A transglutaminase-catalyzed cross-linking process characteristic of keratinocytes leads to the formation of the insoluble corneocyte envelope. The essentials of this process take place in vitro in a reconstituted system derived from subcellular fractions. A particulate fraction containing membrane-bound envelope precursor proteins and the enzyme transglutaminase is combined with cytosolic proteins; when the enzyme is activated by Ca++, cytosolic proteins are removed from solution and cross-linked to particulate proteins. This interaction is cell-type-specific, since particulates derived from fibroblasts and also containing transglutaminase activity cannot substitute for those of keratinocytes. Involucrin, a cytosolic protein known to be a precursor of the envelope, is more efficiently cross-linked than other cytosolic proteins. The cross-linking of proteins of the particulate fraction (membrane proteins) is promoted by the presence of involucrin.     

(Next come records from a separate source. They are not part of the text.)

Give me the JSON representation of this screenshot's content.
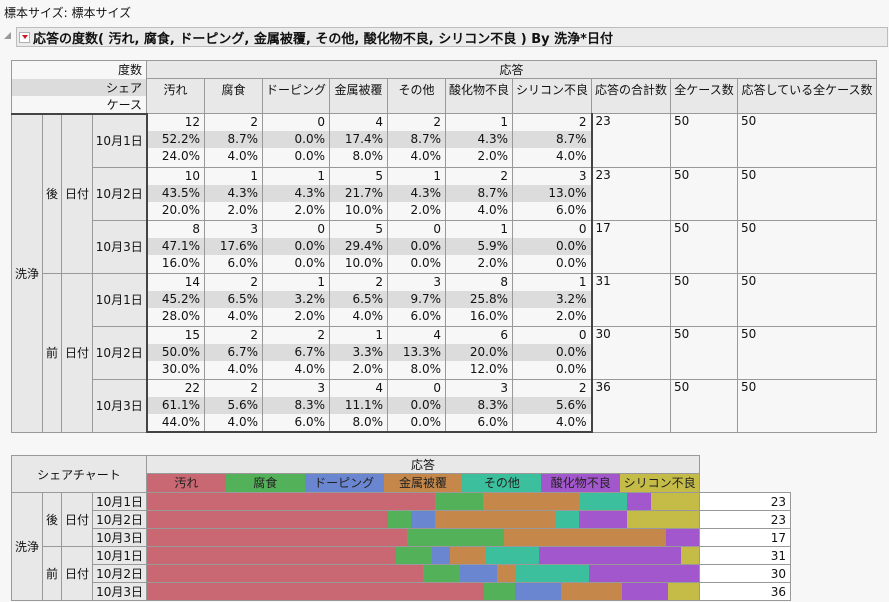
{
  "sample_size_label": "標本サイズ: 標本サイズ",
  "report": {
    "title": "応答の度数( 汚れ, 腐食, ドーピング, 金属被覆, その他, 酸化物不良, シリコン不良 ) By 洗浄*日付"
  },
  "table": {
    "stat_labels": [
      "度数",
      "シェア",
      "ケース"
    ],
    "response_header": "応答",
    "columns": [
      "汚れ",
      "腐食",
      "ドーピング",
      "金属被覆",
      "その他",
      "酸化物不良",
      "シリコン不良"
    ],
    "total_columns": [
      "応答の合計数",
      "全ケース数",
      "応答している全ケース数"
    ],
    "outer_group": "洗浄",
    "date_label": "日付",
    "groups": [
      {
        "label": "後",
        "rows": [
          {
            "date": "10月1日",
            "counts": [
              "12",
              "2",
              "0",
              "4",
              "2",
              "1",
              "2"
            ],
            "shares": [
              "52.2%",
              "8.7%",
              "0.0%",
              "17.4%",
              "8.7%",
              "4.3%",
              "8.7%"
            ],
            "cases": [
              "24.0%",
              "4.0%",
              "0.0%",
              "8.0%",
              "4.0%",
              "2.0%",
              "4.0%"
            ],
            "total_responses": "23",
            "total_cases": "50",
            "responding_cases": "50"
          },
          {
            "date": "10月2日",
            "counts": [
              "10",
              "1",
              "1",
              "5",
              "1",
              "2",
              "3"
            ],
            "shares": [
              "43.5%",
              "4.3%",
              "4.3%",
              "21.7%",
              "4.3%",
              "8.7%",
              "13.0%"
            ],
            "cases": [
              "20.0%",
              "2.0%",
              "2.0%",
              "10.0%",
              "2.0%",
              "4.0%",
              "6.0%"
            ],
            "total_responses": "23",
            "total_cases": "50",
            "responding_cases": "50"
          },
          {
            "date": "10月3日",
            "counts": [
              "8",
              "3",
              "0",
              "5",
              "0",
              "1",
              "0"
            ],
            "shares": [
              "47.1%",
              "17.6%",
              "0.0%",
              "29.4%",
              "0.0%",
              "5.9%",
              "0.0%"
            ],
            "cases": [
              "16.0%",
              "6.0%",
              "0.0%",
              "10.0%",
              "0.0%",
              "2.0%",
              "0.0%"
            ],
            "total_responses": "17",
            "total_cases": "50",
            "responding_cases": "50"
          }
        ]
      },
      {
        "label": "前",
        "rows": [
          {
            "date": "10月1日",
            "counts": [
              "14",
              "2",
              "1",
              "2",
              "3",
              "8",
              "1"
            ],
            "shares": [
              "45.2%",
              "6.5%",
              "3.2%",
              "6.5%",
              "9.7%",
              "25.8%",
              "3.2%"
            ],
            "cases": [
              "28.0%",
              "4.0%",
              "2.0%",
              "4.0%",
              "6.0%",
              "16.0%",
              "2.0%"
            ],
            "total_responses": "31",
            "total_cases": "50",
            "responding_cases": "50"
          },
          {
            "date": "10月2日",
            "counts": [
              "15",
              "2",
              "2",
              "1",
              "4",
              "6",
              "0"
            ],
            "shares": [
              "50.0%",
              "6.7%",
              "6.7%",
              "3.3%",
              "13.3%",
              "20.0%",
              "0.0%"
            ],
            "cases": [
              "30.0%",
              "4.0%",
              "4.0%",
              "2.0%",
              "8.0%",
              "12.0%",
              "0.0%"
            ],
            "total_responses": "30",
            "total_cases": "50",
            "responding_cases": "50"
          },
          {
            "date": "10月3日",
            "counts": [
              "22",
              "2",
              "3",
              "4",
              "0",
              "3",
              "2"
            ],
            "shares": [
              "61.1%",
              "5.6%",
              "8.3%",
              "11.1%",
              "0.0%",
              "8.3%",
              "5.6%"
            ],
            "cases": [
              "44.0%",
              "4.0%",
              "6.0%",
              "8.0%",
              "0.0%",
              "6.0%",
              "4.0%"
            ],
            "total_responses": "36",
            "total_cases": "50",
            "responding_cases": "50"
          }
        ]
      }
    ]
  },
  "share_chart": {
    "title": "シェアチャート",
    "response_header": "応答",
    "legend": [
      {
        "label": "汚れ",
        "color": "#c96872"
      },
      {
        "label": "腐食",
        "color": "#53b159"
      },
      {
        "label": "ドーピング",
        "color": "#6a86d1"
      },
      {
        "label": "金属被覆",
        "color": "#c5884a"
      },
      {
        "label": "その他",
        "color": "#3cbf9c"
      },
      {
        "label": "酸化物不良",
        "color": "#a357cc"
      },
      {
        "label": "シリコン不良",
        "color": "#c5bc48"
      }
    ],
    "outer_group": "洗浄",
    "date_label": "日付",
    "groups": [
      {
        "label": "後",
        "rows": [
          {
            "date": "10月1日",
            "n": "23"
          },
          {
            "date": "10月2日",
            "n": "23"
          },
          {
            "date": "10月3日",
            "n": "17"
          }
        ]
      },
      {
        "label": "前",
        "rows": [
          {
            "date": "10月1日",
            "n": "31"
          },
          {
            "date": "10月2日",
            "n": "30"
          },
          {
            "date": "10月3日",
            "n": "36"
          }
        ]
      }
    ]
  },
  "chart_data": {
    "type": "bar",
    "title": "シェアチャート",
    "stacked": true,
    "orientation": "horizontal",
    "categories": [
      "後 10月1日",
      "後 10月2日",
      "後 10月3日",
      "前 10月1日",
      "前 10月2日",
      "前 10月3日"
    ],
    "series": [
      {
        "name": "汚れ",
        "values": [
          52.2,
          43.5,
          47.1,
          45.2,
          50.0,
          61.1
        ]
      },
      {
        "name": "腐食",
        "values": [
          8.7,
          4.3,
          17.6,
          6.5,
          6.7,
          5.6
        ]
      },
      {
        "name": "ドーピング",
        "values": [
          0.0,
          4.3,
          0.0,
          3.2,
          6.7,
          8.3
        ]
      },
      {
        "name": "金属被覆",
        "values": [
          17.4,
          21.7,
          29.4,
          6.5,
          3.3,
          11.1
        ]
      },
      {
        "name": "その他",
        "values": [
          8.7,
          4.3,
          0.0,
          9.7,
          13.3,
          0.0
        ]
      },
      {
        "name": "酸化物不良",
        "values": [
          4.3,
          8.7,
          5.9,
          25.8,
          20.0,
          8.3
        ]
      },
      {
        "name": "シリコン不良",
        "values": [
          8.7,
          13.0,
          0.0,
          3.2,
          0.0,
          5.6
        ]
      }
    ],
    "row_totals": [
      23,
      23,
      17,
      31,
      30,
      36
    ],
    "xlabel": "応答",
    "ylabel": "洗浄 / 日付",
    "xlim": [
      0,
      100
    ]
  }
}
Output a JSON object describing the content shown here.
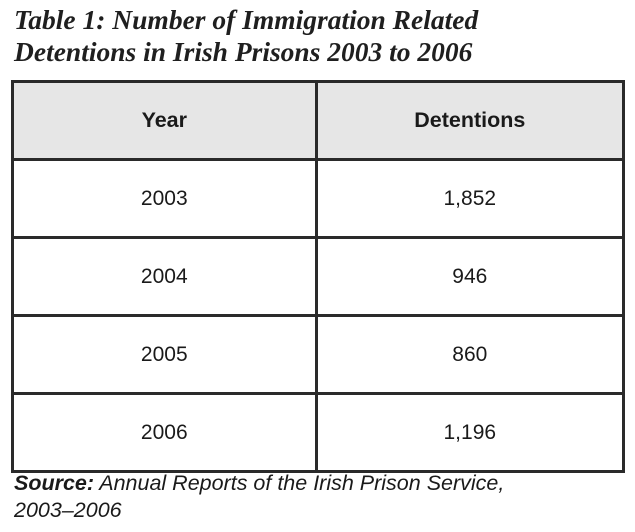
{
  "title": {
    "line1": "Table 1: Number of Immigration Related",
    "line2": "Detentions in Irish Prisons 2003 to 2006"
  },
  "table": {
    "headers": [
      "Year",
      "Detentions"
    ],
    "rows": [
      [
        "2003",
        "1,852"
      ],
      [
        "2004",
        "946"
      ],
      [
        "2005",
        "860"
      ],
      [
        "2006",
        "1,196"
      ]
    ]
  },
  "source": {
    "label": "Source:",
    "text": "Annual Reports of the Irish Prison Service,",
    "text2": "2003–2006"
  }
}
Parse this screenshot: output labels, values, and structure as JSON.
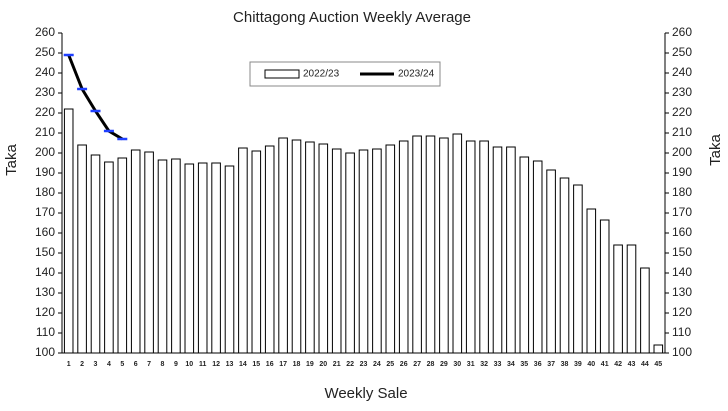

Characterization of sciellin, a precursor to the cornified envelope of human keratinocytes

The cornified envelope, located beneath the plasma membrane of terminally differentiated keratinocytes, is formed as protein precursors are cross-linked by a membrane associated transglutaminase. This report characterizes a new precursor to the cornified envelope. A monoclonal antibody derived from mice immunized with cornified envelopes of human cultured keratinocytes stained the periphery of more differentiated cells in epidermis and other stratified squamous epithelia including hair and nails. The epitope was widely conserved among mammals as determined by immunohistochemical and Western analysis. Immunoelectron microscopy localized the epitope to the cell periphery in the upper stratum spinosum and granulosum of epidermis. In the hair follicle, the epitope was present in the internal root sheath and in the infundibulum, the innermost aspect of the external root sheath. The antibody recognized a protein of relative mobility (M(r)) 82,000, pI 7.8. The protein was a transglutaminase substrate as shown by a dansylcadaverine incorporation assay. Purified cornified envelopes absorbed the reactivity of the antibody to the partially purified protein and cleavage of envelopes by cyanogen bromide resulted in release of immunoreactive fragments. The protein was soluble only in denaturing buffers such as 8 M urea or 2% sodium dodecyl-sulfate (SDS). Partial solubility could be achieved in 50 mM TRIS pH 8.3 plus 0.3 M NaCl (high salt buffer); the presence of a reducing agent did not affect solubility. Extraction of cultured keratinocytes in 8 M urea and subsequent dialysis against 50 mM TRIS pH 8.3 buffer resulted in precipitation of the protein with the keratin filaments. Dialysis against high salt buffer prevented precipitation of the protein. The unique solubility properties of this protein suggest that it aggregates with itself and/or with keratin filaments. The possible role of the protein in cornified envelope assembly is discussed. We have named this protein Sciellin (from the old english "sciell" for shell).